Of course, the one thing I haven’t had for years (since I lived in a 1/2 duplex all by myself on the Sunshine Coast) is a cutting table positioned at the right height. And so, I bought an Ikea Bekant table to do the job. It’s sturdy and a decent size – and I find myself using it as an all-purpose standing table for all sorts of things – sorting through patterns, hand sewing, choosing fabrics and threads under the super bright work light. It’s been really great having this set up. Underneath you can see baskets – one for unfinished projects, and one for scraps from works in progress. The UFOs in the one basket are very old, and some decisions will have to be made soon. The plastic drawers house some quilting projects in progress.
And then we come to two pieces of storage hardware the I purchased from the Algot line at Ikea. Algot is a series of mix and match pieces that make in-closet and hanging storage solutions – very easy to hang and put together. I wanted to be able to store all the fabric, yarn, and garments-in-progress neatly, and visibly (for easy access). My self-imposed rule now, is – no new fabric or yarn unless there is room in the bins for it. I have made my storage space finite and obvious to help curb my hoarding tendencies. Right here you can see that there are several garments worth of fabric, and at least four sweaters worth plus a bunch of other yarn. That’ll keep me going for awhile. One of the first things I did after the sewing room was mostly set up, was make the Woodland Stroll Cape out of wool that’s been in my stash for three years – this is a trend I tend to continue as I look at my oldest fabrics first.

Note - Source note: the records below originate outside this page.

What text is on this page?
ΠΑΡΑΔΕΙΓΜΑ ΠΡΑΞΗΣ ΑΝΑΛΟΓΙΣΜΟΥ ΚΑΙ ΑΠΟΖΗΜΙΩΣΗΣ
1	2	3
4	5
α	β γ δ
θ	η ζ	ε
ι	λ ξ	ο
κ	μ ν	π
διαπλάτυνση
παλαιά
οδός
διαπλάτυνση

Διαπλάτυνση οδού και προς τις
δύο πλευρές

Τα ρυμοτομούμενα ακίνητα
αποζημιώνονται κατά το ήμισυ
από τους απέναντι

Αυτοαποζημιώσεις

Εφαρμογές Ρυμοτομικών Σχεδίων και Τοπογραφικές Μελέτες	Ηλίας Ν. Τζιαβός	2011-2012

One of the other final pieces, picked up last week, is this most-desired chair – which my mother bought me as a graduation gift. You see, I don’t always like to sit at the sewing table or stand at the work table – when I am knitting intensively or stitching, or even ripping out stitches on a dress gone awry – I like to have a comfy place to sit. Beside that you can see the technology center which features the printer/scanner, my tote full of camera bits (which I apparently didn’t tidy for the photo), a bin for paper, and the notebooks I pull out to write and sketch in. On top, you can see a doll made by my mother – my favourite of the many she has created.
Ultimately, it’s the little details that thrill me when I discover their utility or aesthetic value: I installed a full-length mirror so I don’t have to run up to the bedroom to try on garments, I framed some dresses that my mom made when I was a little girl as memento artwork, I hung kitchen organizers to keep all the small bits close at hand, and got all the thread out of a shoebox and onto an organizer so it’s easy to pick from. I also installed new overhead and task lighting, and a new roller blind to help keep the light in when working at night.
Of course, this wasn’t my labour alone. My husband painted from top to bottom, helped me install the shelving, and put the sewing table together. He’s also just been super supportive of turning this into my space now that we have a little extra room in the house – and that is *huge* to me.